Die Demos gegen rechts und ihr blinder Fleck

Deutschland trötet

Das Medium. Es ist gut, wenn Hundert­tausende gegen Rechtsextremismus demonstrieren. Unbehagen macht jedoch, dass Juden und Jüdinnen nicht überall in den Aufzählungen der durch Nazis bedrohten Min­derheiten vorkamen.
Kolumne Von

Nun isser vorbei, der Winter, jedenfalls in dieser Woche, und rund eine halbe Stunde ist es auch schon ­länger hell als zu Zeiten der großen Finsternis am Jahresende.

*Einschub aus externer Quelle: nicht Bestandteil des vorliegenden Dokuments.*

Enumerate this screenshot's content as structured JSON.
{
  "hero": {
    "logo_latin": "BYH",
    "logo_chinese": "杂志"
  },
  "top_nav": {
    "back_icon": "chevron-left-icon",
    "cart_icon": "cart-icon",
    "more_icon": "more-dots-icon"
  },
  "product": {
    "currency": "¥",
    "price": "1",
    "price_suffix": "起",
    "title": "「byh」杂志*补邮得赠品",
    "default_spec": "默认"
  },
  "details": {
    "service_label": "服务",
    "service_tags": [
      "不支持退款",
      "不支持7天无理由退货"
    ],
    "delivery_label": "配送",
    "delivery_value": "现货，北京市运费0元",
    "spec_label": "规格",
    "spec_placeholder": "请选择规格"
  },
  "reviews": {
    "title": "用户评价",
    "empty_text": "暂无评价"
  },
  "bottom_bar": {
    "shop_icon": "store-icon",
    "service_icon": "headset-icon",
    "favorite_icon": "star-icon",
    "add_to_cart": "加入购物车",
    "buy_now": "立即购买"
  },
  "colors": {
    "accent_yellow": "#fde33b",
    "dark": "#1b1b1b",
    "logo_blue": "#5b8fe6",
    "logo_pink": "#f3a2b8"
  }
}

Das ist durchaus begeisternd, aber die ganz große, so­zusagen exorbitante ­Begeisterung gilt derzeit nicht den Wetterfortschritten, sondern der massenhaften Gutheit.

Und da fängt das Problem auch schon an: Selbstverständlich ist es gut, wenn insgesamt Hundert­tausende, wie am Wochenende, gegen Nazis demonstrieren, und natürlich ist es auch schön, wenn die rechten »Wir sind das Volk«-Blöker pikiert und zutiefst beleidigt versuchen, Social-Media-Plattformen mit plumpen Bildfälschungen und Fake-Zitaten zu überziehen, weil, egal wie schnell Faktenchecks die Wahrheit feststellen, die eigenen Leute glauben den Quatsch halt. Und ja, dass sich in manchen ostzonalen Städtchen so viele Leute trauen, gegen AfD und Co. auf die Straße zu gehen, ist richtig, richtig gut.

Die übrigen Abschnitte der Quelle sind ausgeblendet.